Face à eux, cependant, se formait un groupe de plus en plus fort et vocal, centré autour du ministre fédéral des Finances, Václav Klaus.
L’ascension de l’architecte de la transformation
Václav Klaus était, au sein de la dissidence et du Forum civique, un personnage d’un tout autre genre. Ce n’était pas un dissident typique issu des cercles artistiques ou philosophiques. C’était un économiste pragmatique, sûr de lui et souvent perçu comme arrogant, issu de l’Institut de prévision de l’Académie tchécoslovaque des sciences.
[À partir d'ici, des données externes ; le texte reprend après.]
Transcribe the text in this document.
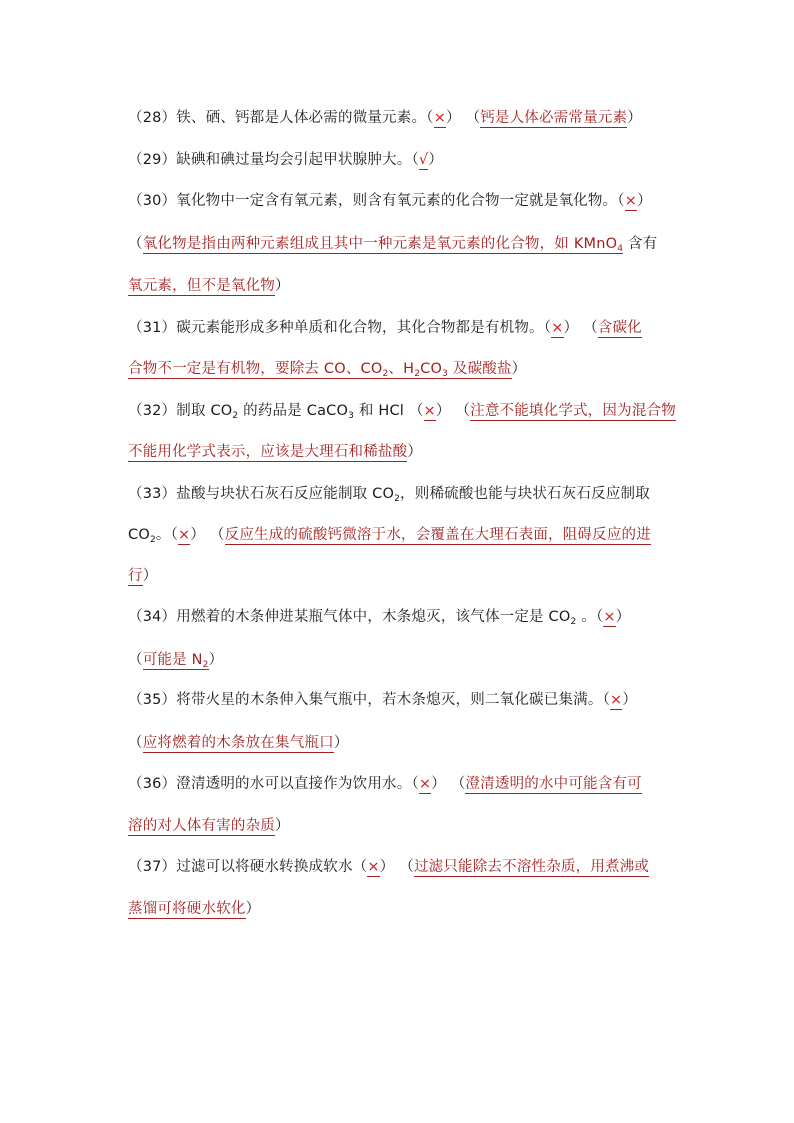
（28）铁、硒、钙都是人体必需的微量元素。（×） （钙是人体必需常量元素）
（29）缺碘和碘过量均会引起甲状腺肿大。（√）
（30）氧化物中一定含有氧元素，则含有氧元素的化合物一定就是氧化物。（×）
（氧化物是指由两种元素组成且其中一种元素是氧元素的化合物，如 KMnO$_4$ 含有
氧元素，但不是氧化物）
（31）碳元素能形成多种单质和化合物，其化合物都是有机物。（×） （含碳化
合物不一定是有机物，要除去 CO、$CO_2$、$H_2CO_3$ 及碳酸盐）
（32）制取 $CO_2$ 的药品是 CaCO$_3$ 和 HCl （×） （注意不能填化学式，因为混合物
不能用化学式表示，应该是大理石和稀盐酸）
（33）盐酸与块状石灰石反应能制取 $CO_2$，则稀硫酸也能与块状石灰石反应制取
$CO_2$。（×） （反应生成的硫酸钙微溶于水，会覆盖在大理石表面，阻碍反应的进
行）
（34）用燃着的木条伸进某瓶气体中，木条熄灭，该气体一定是 $CO_2$ 。（×）
（可能是 $N_2$）
（35）将带火星的木条伸入集气瓶中，若木条熄灭，则二氧化碳已集满。（×）
（应将燃着的木条放在集气瓶口）
（36）澄清透明的水可以直接作为饮用水。（×） （澄清透明的水中可能含有可
溶的对人体有害的杂质）
（37）过滤可以将硬水转换成软水（×） （过滤只能除去不溶性杂质，用煮沸或
蒸馏可将硬水软化）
Il était armé d’une connaissance approfondie des œuvres de Milton Friedman et Friedrich Hayek. Alors que beaucoup au sein du Forum parlaient de „politique non politique“ et de la recherche de „troisièmes voies“, Klaus proposait une recette radicale et sans compromis : le passage le plus rapide possible à un modèle occidental standard.
Sa vision était claire :
- Économie : une privatisation rapide et massive (y compris son cheval de bataille, la privatisation par coupons), la libéralisation des prix, l’ouverture du marché et un rôle minimal pour l’État. Il rejetait toute expérience et insistait sur les principes éprouvés du libre marché.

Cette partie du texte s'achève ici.